Eagle Senior Living Emerges from Chapter 11

Eagle Senior Living has completed a financial restructuring to emerge from Chapter 11 bankruptcy protection.

The company formed in 2018, through the acquisition of 16 communities formerly operated by Brookdale Senior Living (NYSE: BKD). But occupancy and cash flow challenges were “greatly exacerbated” when the Covid-19 pandemic hit, according to court documents, and the company eventually filed for Chapter 11.

Now, Eagle Senior Living has completed a financial reorganization “to achieve a more balanced and sustainable capital structure,” according to a press release issued Thursday, Sept. 8.


As part of that reorganization, the company engaged Blueprint Healthcare Real Estate Advisors to market a community called Vista Lake, in Florida. That community has been acquired by Atlantis Senior Living, which has a corporate headquarters in Brooklyn, New York.

The remaining 15 Eagle communities are operated by Greenbrier Senior Living, and remain open with uninterrupted services.

The restructuring plan also includes the funding of about $28.1 million in new money bond financing for a CapEx fund and an operating fund. And Series 2018 bonds — including tax exempt bonds totaling about $140.8 million — were exchanged for new Series 2022 bonds.
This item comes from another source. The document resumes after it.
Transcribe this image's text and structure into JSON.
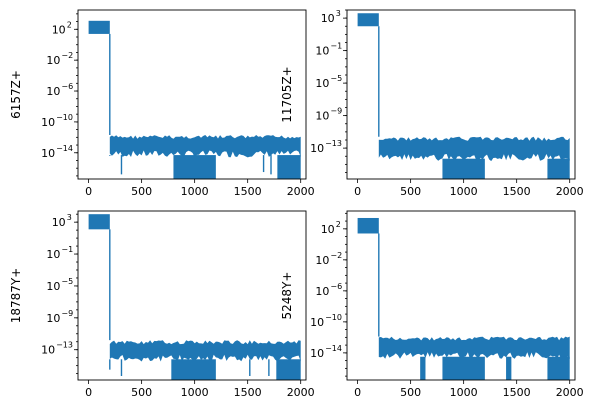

“I would like to thank our residents and their family members for their ongoing support, our business partners for their patience, and all of our loyal employees for their unwavering hard work and dedication to providing all residents with the highest quality of care as we have worked to complete this process,” said Todd Topliff, President of American Eagle Delaware Holding Company LLC. “We are optimistic about our future.”

Polsinelli was legal counsel and FTI Consulting was restructuring and financial advisor to Eagle Senior Living through the Chapter 11 process.

Eagle Senior Living is far from the only provider to experience financial distress in the midst of Covid-19. Senior living was “the municipal bond sector most directly harmed by the pandemic,” according to an April 2022 report from Moody’s Investor Services. 

Of 675 bond delinquencies and defaults between April 2020 to March 2022, 24% were related to senior living, Moody’s reported.